Cuando regresamos a Guadalajara, la casa parecía normal, pero ya no se sentía intacta. Los cajones estaban abiertos. Los armarios habían sido reorganizados. Una marca de maleta manchaba la entrada.

Detrás de un cojín, encontramos la carpeta roja.

Papeles de cambio de dirección. Notas de utilidad. Nuestros horarios.

Una nota de Armando decía: "Si llega el correo aquí, será más difícil sacarnos."

Eso acabó con todas las dudas.

Esto no era pánico.

Esto era un plan.

Presentamos informes, entregamos las pruebas a un abogado y enviamos un aviso formal: Nora y Armando no podían entrar, acercarse ni contactarnos salvo por vías legales.

Nora no lo aceptó.

Llamó desde números desconocidos. Ella enviaba mensajes llorando. Involucró a familiares. Me culpaba a mí. Amenazó con revelar cosas sobre mí que Mateo "nunca perdonaría".

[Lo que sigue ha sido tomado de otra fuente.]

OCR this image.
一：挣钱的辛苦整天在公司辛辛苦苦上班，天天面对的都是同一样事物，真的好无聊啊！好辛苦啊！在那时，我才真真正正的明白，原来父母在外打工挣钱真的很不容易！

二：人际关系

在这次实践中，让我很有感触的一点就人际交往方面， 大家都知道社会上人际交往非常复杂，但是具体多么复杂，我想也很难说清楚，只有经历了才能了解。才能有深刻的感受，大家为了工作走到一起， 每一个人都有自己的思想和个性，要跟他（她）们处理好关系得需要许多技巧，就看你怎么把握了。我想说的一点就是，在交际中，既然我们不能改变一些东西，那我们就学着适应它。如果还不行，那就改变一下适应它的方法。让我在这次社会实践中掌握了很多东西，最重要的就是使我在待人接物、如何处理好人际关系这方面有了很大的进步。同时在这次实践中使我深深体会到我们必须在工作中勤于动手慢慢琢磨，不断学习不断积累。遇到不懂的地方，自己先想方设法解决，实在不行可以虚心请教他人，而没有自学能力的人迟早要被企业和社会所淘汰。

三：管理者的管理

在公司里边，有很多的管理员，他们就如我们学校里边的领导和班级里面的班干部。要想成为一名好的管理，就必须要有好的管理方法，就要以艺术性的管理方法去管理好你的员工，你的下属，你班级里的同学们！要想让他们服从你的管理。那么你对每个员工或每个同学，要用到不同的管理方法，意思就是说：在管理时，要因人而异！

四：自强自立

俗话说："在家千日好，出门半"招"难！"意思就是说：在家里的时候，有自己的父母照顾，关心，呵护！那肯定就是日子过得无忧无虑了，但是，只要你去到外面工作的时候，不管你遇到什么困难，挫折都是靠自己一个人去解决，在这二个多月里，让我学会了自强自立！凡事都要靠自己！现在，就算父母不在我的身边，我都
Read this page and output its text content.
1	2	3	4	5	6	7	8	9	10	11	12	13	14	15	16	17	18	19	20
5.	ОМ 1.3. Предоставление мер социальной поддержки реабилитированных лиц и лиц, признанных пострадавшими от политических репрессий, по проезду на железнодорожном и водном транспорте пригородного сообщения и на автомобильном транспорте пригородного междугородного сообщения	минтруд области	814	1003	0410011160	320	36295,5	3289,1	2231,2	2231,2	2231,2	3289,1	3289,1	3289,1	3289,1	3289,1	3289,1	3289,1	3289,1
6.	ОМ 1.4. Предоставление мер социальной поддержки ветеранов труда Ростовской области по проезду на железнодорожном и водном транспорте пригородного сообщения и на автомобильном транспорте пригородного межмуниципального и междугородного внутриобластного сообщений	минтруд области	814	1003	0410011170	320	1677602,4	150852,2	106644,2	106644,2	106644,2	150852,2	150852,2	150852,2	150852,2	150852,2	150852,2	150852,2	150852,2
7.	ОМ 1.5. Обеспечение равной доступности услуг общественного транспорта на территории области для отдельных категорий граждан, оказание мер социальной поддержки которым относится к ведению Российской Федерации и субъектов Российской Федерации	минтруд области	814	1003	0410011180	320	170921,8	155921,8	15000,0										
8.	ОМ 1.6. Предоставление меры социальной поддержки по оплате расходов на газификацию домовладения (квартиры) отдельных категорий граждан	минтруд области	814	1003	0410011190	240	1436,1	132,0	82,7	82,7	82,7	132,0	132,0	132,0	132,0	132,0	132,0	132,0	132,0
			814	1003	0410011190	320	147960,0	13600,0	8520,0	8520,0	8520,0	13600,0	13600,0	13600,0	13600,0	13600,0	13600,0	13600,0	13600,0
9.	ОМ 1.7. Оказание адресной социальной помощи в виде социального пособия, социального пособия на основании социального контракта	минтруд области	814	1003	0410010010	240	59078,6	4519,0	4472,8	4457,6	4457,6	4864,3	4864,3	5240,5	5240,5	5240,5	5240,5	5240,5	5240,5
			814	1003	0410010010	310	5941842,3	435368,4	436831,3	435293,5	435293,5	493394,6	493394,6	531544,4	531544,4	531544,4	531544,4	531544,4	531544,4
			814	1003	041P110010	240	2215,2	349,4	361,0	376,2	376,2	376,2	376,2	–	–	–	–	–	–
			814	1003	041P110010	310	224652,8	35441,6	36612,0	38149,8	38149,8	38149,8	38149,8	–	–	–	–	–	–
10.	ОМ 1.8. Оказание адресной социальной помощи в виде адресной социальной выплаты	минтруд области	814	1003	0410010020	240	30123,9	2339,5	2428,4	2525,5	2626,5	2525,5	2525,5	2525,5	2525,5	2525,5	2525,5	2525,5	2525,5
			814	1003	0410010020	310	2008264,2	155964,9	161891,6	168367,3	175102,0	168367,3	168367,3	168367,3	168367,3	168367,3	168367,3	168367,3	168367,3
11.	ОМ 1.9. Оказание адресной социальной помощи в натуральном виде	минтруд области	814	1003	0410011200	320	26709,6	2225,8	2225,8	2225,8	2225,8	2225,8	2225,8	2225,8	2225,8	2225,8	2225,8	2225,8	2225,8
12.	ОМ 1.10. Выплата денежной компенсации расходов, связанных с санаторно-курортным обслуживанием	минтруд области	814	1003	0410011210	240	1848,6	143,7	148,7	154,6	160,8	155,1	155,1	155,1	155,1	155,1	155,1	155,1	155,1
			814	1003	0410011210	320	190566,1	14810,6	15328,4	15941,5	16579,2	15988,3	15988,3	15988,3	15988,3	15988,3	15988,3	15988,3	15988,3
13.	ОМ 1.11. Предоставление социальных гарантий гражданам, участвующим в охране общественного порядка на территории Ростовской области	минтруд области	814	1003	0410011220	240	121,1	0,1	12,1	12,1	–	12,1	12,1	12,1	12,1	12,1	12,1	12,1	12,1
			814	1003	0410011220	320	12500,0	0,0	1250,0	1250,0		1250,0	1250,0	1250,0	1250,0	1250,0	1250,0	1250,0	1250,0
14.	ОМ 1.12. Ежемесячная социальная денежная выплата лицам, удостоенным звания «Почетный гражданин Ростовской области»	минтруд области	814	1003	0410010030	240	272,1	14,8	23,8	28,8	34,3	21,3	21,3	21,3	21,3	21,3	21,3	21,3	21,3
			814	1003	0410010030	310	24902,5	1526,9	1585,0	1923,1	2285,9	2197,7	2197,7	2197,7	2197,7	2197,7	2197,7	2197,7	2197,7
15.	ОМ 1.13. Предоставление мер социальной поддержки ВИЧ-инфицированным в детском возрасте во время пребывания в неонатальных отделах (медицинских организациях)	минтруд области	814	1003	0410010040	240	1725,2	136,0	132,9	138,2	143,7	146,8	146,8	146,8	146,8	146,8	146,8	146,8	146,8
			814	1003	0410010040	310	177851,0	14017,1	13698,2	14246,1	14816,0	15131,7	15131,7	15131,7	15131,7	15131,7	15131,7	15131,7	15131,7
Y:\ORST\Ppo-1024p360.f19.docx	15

Mateo leyó el mensaje y dijo: "No tiene nada. Solo quiere que tengas miedo."

Así que hicimos capturas de pantalla y la bloqueamos de nuevo.

Más tarde, supimos que Armando había dejado a Nora. Cuando se dio cuenta de que ella no podía darle nuestra casa ni el dinero de Mateo, desapareció a otro estado.

Nora llamó una última vez.

"Hijo mío", lloró, "no tengo nada. No puedes dejarme así."

Mateo me sostuvo la mano al otro lado de la mesa. Su voz era calmada.